Un plan d’actions mis en œuvre à l’issue du rapport
Au final, la Cour a émis des recommandations comme la formalisation de la stratégie pluriannuelle de communication, la détailler dans un plan d’action avec l’objectif d’en encadrer les coûts et la présenter au conseil d’administration ; une démarche de gestion de projet pour chaque opération en incluant les aspects budgétaires, etc.
La ministre de l’écologie, du développement durable et de l’énergie a tenu à rappeler que « la plupart des faits relevés sont antérieurs à la prise de fonction, en mars 2010, de l'actuel directeur de la communication, qui a procédé à une réorganisation de la fonction communication de l'entreprise afin d'en améliorer l'efficience ».
La SNCF a inscrit à l’ordre du jour de la réunion de son conseil d’administration du 20 décembre 2012 un point relatif à la politique de communication, notamment pour évoquer les suites à donner aux observations de la Cour.
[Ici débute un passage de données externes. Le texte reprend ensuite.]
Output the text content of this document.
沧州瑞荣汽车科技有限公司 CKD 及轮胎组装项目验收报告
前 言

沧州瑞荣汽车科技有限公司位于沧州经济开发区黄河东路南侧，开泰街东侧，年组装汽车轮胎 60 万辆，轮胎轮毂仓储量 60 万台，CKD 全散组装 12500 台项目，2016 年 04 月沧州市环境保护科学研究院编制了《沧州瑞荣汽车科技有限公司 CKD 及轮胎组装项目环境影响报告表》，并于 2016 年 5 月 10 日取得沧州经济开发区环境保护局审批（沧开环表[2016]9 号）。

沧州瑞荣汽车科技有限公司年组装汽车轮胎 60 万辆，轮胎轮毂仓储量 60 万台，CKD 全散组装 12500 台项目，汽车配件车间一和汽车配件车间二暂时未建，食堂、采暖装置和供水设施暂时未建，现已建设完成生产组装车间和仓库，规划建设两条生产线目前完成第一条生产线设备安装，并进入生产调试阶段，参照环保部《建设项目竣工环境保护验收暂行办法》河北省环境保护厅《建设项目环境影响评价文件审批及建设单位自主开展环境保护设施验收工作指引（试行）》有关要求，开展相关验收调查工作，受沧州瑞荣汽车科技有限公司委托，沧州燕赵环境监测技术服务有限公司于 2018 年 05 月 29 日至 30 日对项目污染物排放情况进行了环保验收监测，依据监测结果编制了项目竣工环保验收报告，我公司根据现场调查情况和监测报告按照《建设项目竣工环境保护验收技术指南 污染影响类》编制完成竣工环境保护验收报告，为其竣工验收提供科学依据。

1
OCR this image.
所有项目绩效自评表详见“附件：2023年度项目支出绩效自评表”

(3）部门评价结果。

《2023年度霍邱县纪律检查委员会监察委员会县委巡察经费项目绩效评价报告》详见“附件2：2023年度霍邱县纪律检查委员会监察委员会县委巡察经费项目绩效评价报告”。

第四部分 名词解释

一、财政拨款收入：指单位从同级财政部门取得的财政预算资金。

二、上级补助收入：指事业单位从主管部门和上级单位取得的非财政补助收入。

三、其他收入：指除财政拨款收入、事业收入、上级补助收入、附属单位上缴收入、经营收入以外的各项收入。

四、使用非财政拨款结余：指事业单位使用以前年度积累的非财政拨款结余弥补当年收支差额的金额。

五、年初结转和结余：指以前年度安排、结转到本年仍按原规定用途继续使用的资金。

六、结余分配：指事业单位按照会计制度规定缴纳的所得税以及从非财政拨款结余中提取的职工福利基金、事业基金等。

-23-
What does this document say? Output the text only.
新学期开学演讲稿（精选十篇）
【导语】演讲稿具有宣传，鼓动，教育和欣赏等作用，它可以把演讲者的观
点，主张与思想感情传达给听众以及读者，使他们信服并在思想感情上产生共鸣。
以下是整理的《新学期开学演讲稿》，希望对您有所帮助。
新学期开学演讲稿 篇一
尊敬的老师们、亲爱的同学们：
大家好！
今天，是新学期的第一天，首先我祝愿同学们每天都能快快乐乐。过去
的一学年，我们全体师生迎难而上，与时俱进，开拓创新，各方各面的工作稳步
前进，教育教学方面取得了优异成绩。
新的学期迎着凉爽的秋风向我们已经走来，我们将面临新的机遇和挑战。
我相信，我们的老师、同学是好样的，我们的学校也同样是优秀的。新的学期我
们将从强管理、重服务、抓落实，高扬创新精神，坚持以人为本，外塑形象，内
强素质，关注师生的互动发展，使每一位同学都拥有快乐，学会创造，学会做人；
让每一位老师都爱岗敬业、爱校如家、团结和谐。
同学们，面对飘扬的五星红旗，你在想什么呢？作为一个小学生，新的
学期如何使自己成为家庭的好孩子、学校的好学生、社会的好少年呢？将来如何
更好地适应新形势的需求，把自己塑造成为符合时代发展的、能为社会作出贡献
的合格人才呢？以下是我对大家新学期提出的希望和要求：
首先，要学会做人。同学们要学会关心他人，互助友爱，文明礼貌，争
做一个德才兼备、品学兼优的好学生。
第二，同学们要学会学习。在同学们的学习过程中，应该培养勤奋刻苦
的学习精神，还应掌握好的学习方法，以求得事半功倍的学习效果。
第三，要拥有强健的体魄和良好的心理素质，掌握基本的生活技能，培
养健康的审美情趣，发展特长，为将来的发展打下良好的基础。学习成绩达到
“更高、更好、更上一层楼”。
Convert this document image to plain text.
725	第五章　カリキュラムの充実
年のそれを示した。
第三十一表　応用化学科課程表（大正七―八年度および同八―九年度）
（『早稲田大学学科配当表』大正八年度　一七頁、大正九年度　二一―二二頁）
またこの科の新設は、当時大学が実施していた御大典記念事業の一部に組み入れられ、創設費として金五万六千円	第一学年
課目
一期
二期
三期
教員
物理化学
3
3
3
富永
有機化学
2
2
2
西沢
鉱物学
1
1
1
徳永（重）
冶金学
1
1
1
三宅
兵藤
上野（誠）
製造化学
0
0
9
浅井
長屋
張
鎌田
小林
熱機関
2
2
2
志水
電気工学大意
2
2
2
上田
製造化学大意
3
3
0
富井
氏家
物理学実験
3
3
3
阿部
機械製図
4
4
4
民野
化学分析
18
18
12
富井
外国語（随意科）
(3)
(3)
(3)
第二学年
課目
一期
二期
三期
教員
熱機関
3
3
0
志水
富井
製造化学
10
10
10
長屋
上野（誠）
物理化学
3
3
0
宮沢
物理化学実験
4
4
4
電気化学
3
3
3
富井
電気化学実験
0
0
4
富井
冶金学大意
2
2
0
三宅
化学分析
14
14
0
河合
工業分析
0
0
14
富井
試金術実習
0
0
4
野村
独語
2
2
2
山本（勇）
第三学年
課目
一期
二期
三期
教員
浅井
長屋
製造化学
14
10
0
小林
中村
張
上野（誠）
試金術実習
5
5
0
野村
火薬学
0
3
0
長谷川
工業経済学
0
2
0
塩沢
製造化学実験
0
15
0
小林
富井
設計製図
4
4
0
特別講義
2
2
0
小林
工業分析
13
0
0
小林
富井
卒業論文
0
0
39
Ainsi, le président de la SNCF a ainsi édité un plan d’actions. A savoir un contrôle spécifique des engagements, au-delà de 500 000 euros, en matière de communication, assuré par un comité d'engagement dédié, ainsi qu'une procédure particulière d'autorisation pour le lancement des projets non prévus au budget et décidés en cours d'année.
Mais également un suivi spécifique pour les grands projets supérieurs à 1 million d’euros ou encore l'institution d'un tableau de bord synthétique pour un suivi mensuel des dépenses et engagements. En matière de marchés, la généralisation du recours au système de préqualification prévu par le décret du 20 octobre 2005 est prévue ainsi que la mise en place systématique d'accords-cadres pour les prestations les plus courantes.